NEW YORK (15 October 2020) – A UN human rights expert today criticized the misuse of terrorism laws by some States, saying the inappropriate use of such measures in the context of complex and violent conflicts sometimes only worsened the situation on the ground.
The UN Special Rapporteur on the promotion and protection of human rights while countering terrorism, Fionnuala Ní Aoláin, told the General Assembly that counter-terrorism operations and measures were frequently being applied in the context of non-international armed conflicts and complex humanitarian settings.
She identified a worrying pattern in which States appeared to ignore or undermine the application of humanitarian principles and rules, because counter-terrorism “offers a more open-ended, under-regulated and opaque set of tools” to manage complex problems.
“The result often is an unmitigated calamity for civilian populations who are squeezed by broadly framed terrorism laws and practices with little or no recourse when misuse occurs,” Ní Aoláin said.
The UN expert’s report tracks the essential relationship between protecting the human rights of the most vulnerable, including the elderly and children in complex and fragile settings, enforcing basic humanitarian norms including the provision of humanitarian assistance.
“I am profoundly troubled by the failure to apply humanitarian exemptions for activities that are humanitarian and impartial in nature,” she said. “Such short-sighted tactics of withholding or criminalizing humanitarian assistance only prolongs conflicts, alienates those who are needed to ultimately resolve such conflicts, and hurts the most marginal in society.”
Ní Aoláin called on States to review existing sanctions systems to ensure they are rule of law-compliant and provide “meaningful opportunity to challenge, review and end sanctions practices for affected individuals and their families”.
The UN expert applauded the work of impartial humanitarian actors, who work in extreme conditions and under significant stress to ensure and protect the vulnerable.

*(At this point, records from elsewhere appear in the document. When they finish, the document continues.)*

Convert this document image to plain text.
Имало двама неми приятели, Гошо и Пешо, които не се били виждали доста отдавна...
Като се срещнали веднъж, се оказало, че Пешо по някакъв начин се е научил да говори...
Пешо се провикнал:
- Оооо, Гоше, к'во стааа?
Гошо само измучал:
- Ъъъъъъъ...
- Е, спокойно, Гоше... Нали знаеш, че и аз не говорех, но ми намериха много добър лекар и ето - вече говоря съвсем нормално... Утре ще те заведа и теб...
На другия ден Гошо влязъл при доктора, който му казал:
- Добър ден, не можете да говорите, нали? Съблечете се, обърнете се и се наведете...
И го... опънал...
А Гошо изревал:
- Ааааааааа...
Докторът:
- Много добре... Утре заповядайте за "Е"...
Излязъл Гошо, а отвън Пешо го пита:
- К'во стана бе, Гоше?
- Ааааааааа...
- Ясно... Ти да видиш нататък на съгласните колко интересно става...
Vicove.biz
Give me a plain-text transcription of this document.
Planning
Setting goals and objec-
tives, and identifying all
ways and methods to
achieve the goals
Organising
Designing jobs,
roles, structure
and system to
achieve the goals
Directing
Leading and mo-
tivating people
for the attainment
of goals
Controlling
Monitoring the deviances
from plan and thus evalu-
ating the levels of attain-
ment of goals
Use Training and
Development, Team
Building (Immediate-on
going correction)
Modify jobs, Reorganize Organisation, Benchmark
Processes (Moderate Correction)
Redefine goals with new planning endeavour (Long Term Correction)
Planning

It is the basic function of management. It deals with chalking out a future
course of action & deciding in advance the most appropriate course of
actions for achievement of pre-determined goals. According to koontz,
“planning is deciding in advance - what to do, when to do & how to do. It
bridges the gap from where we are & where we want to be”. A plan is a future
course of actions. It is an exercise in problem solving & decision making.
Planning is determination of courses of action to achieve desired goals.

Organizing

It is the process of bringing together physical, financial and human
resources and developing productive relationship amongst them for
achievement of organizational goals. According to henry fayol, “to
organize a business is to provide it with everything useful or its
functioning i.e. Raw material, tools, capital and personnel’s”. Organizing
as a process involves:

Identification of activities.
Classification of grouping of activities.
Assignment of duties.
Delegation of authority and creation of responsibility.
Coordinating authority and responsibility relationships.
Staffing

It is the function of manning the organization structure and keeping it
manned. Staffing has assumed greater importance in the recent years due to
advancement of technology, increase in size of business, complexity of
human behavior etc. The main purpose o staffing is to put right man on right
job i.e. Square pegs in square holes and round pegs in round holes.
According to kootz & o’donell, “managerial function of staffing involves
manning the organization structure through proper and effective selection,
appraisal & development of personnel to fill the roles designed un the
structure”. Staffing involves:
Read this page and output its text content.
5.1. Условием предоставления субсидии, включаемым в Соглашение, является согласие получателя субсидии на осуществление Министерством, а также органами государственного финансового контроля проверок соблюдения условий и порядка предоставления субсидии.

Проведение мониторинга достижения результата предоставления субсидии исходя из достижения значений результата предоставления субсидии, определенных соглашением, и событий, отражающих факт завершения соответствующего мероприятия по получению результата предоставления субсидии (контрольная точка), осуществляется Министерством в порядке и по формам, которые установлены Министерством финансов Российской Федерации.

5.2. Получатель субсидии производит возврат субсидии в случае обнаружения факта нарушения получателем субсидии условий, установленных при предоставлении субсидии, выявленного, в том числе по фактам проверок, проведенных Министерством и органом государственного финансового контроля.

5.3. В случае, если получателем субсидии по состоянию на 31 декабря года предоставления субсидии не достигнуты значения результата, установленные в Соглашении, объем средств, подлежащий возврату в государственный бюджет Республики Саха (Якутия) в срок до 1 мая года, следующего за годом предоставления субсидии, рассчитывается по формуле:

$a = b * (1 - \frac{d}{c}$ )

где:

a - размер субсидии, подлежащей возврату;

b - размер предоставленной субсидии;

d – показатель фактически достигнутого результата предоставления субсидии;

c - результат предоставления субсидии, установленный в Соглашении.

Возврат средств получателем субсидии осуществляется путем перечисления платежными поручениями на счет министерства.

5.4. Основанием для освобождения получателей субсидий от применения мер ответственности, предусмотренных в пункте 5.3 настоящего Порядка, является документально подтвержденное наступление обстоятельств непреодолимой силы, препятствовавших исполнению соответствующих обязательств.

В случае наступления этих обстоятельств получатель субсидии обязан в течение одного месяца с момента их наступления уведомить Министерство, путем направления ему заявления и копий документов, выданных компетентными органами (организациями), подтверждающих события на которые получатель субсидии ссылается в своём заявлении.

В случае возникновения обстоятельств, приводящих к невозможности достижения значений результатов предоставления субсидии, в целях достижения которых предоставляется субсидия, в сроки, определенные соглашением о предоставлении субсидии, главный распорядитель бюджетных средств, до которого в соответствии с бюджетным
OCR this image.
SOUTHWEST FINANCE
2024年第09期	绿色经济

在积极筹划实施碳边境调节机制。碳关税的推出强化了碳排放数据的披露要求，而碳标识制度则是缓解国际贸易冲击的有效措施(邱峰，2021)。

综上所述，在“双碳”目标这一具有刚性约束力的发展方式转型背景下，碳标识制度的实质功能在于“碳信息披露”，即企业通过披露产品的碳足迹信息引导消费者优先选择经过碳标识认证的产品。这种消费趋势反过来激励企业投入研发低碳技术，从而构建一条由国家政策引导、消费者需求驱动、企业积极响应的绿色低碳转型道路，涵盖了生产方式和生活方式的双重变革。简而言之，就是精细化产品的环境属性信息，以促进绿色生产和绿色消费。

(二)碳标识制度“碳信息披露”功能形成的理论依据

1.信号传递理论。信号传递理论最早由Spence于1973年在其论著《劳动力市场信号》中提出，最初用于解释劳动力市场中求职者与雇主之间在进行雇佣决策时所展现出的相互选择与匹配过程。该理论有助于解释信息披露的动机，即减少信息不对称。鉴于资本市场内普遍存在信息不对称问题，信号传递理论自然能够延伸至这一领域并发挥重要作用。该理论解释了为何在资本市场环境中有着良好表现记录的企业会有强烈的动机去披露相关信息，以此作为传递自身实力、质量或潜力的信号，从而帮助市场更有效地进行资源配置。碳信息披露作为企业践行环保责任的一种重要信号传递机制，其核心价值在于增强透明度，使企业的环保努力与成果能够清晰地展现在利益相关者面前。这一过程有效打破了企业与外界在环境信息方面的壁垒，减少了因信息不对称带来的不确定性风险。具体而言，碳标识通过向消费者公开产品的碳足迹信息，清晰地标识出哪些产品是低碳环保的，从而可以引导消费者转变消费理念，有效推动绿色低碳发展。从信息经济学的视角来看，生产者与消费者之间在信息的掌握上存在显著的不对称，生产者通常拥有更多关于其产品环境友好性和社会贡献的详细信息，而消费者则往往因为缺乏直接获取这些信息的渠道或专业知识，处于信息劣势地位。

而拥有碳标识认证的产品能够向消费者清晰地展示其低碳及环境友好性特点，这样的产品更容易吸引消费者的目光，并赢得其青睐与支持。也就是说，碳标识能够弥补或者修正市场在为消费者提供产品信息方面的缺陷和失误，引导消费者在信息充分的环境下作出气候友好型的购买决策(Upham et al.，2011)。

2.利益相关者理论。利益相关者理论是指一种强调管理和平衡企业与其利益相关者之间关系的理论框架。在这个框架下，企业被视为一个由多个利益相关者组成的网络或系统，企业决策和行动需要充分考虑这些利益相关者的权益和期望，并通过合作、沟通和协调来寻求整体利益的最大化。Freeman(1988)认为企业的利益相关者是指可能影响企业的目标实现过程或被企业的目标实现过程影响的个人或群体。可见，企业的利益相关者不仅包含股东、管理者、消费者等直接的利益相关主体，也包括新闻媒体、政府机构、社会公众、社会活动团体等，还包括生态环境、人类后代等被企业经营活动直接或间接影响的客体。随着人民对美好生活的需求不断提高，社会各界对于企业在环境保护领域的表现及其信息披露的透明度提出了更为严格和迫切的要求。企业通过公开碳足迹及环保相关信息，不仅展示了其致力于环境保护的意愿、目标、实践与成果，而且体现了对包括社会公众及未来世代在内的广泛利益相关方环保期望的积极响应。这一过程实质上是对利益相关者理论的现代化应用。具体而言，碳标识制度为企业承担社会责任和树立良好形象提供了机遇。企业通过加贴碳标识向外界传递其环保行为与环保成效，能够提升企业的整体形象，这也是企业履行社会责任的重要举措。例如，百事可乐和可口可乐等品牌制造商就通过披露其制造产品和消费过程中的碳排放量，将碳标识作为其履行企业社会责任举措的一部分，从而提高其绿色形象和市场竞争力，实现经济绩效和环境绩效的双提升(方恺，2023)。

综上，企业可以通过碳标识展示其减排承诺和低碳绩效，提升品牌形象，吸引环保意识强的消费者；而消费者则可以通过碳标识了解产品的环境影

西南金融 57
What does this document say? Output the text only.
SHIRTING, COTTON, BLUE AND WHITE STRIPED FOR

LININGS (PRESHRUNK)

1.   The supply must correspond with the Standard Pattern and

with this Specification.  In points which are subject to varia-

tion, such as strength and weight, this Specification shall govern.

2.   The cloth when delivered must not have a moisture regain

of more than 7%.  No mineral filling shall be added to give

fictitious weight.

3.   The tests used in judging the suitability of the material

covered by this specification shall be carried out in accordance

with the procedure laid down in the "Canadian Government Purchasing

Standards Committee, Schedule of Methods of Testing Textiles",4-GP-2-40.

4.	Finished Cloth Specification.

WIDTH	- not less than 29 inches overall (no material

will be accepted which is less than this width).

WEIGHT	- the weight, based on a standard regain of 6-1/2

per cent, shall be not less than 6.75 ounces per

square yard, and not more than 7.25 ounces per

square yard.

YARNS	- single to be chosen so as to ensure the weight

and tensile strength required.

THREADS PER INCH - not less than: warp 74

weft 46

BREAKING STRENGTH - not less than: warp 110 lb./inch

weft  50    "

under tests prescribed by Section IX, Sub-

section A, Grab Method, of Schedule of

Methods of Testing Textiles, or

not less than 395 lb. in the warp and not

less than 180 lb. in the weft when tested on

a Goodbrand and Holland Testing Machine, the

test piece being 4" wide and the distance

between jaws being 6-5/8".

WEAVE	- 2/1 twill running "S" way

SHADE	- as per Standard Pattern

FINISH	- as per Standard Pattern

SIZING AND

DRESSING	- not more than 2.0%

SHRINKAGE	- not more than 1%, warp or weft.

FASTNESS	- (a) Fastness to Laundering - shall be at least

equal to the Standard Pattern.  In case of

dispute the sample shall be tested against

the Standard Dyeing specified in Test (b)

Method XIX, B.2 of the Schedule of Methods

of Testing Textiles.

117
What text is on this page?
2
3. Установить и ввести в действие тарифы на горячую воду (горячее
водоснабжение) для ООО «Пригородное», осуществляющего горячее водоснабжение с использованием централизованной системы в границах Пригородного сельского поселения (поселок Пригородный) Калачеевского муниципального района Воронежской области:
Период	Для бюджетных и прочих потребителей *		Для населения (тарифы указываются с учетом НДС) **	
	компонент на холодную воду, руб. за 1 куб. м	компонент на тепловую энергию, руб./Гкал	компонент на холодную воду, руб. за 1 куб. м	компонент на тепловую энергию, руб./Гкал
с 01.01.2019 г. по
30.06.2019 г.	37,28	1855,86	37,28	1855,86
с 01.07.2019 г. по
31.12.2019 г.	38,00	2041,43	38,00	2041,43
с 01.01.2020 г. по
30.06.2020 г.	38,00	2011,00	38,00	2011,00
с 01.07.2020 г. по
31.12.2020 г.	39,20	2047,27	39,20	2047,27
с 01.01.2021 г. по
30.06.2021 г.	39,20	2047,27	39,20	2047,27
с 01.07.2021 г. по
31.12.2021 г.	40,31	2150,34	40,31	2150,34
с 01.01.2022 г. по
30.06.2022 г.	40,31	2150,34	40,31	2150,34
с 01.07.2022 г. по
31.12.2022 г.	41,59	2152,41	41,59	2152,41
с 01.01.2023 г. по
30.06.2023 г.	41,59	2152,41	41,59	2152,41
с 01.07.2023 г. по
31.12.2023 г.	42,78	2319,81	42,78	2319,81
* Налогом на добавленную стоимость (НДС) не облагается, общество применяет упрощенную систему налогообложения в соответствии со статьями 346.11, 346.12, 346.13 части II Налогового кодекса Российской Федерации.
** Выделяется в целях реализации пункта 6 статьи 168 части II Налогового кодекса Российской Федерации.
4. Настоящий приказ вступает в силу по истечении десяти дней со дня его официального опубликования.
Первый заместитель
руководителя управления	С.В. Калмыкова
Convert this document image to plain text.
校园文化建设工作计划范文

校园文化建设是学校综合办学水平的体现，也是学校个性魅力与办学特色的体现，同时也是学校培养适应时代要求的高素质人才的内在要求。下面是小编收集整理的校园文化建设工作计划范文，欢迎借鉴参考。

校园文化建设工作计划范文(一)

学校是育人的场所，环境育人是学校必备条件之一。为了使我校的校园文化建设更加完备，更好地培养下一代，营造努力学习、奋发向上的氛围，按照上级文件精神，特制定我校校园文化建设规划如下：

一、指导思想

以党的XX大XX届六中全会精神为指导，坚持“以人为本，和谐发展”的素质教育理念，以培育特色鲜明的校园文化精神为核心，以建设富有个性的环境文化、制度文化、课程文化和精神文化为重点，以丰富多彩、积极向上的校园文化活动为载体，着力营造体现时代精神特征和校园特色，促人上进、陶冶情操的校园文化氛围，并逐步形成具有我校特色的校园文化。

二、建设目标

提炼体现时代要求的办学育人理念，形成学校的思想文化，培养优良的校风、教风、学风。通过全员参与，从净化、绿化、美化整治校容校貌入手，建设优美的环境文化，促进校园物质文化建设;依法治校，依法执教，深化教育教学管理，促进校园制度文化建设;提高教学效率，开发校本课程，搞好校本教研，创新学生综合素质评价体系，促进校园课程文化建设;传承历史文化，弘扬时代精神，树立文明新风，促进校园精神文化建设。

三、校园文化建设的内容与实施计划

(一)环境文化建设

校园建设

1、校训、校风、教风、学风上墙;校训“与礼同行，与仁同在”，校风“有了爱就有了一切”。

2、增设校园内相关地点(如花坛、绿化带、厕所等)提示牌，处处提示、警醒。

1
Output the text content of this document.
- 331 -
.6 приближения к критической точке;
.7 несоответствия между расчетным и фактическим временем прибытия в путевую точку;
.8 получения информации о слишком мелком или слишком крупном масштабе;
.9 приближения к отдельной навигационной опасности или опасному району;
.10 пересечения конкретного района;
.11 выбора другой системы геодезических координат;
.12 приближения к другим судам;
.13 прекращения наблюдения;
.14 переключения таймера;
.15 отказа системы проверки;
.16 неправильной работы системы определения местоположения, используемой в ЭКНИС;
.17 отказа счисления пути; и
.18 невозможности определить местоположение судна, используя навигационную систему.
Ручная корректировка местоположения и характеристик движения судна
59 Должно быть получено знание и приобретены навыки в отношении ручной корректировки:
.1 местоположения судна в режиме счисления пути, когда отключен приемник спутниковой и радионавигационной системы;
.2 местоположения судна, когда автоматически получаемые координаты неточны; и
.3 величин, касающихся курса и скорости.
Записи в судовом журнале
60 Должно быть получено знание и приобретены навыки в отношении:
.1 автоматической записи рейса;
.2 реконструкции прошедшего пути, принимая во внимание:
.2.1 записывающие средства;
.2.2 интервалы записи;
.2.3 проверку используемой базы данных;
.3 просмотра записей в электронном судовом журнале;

The challenge now for States is to acknowledge and protect these actors effectively, she added.
Ms Fionnuala D. Ní Aoláin (Ireland), the Special Rapporteur on the promotion and protection of human rights and fundamental freedoms while countering terrorism, took up her functions on 1 August 2017. She is concurrently Regents Professor and Robina Professor of Law, Public Policy and Society at the University of Minnesota Law School and Professor of Law at the Queens University, Belfast, Northern Ireland.
Special Rapporteurs are part of what is known as the Special Procedures of the Human Rights Council. Special Procedures, the largest body of independent experts in the UN Human Rights system, is the general name of the Council’s independent fact-finding and monitoring mechanisms that address either specific country situations or thematic issues in all parts of the world. Special Procedures’ experts work on a voluntary basis; they are not UN staff and do not receive a salary for their work. They are independent from any government or organization and serve in their individual capacity.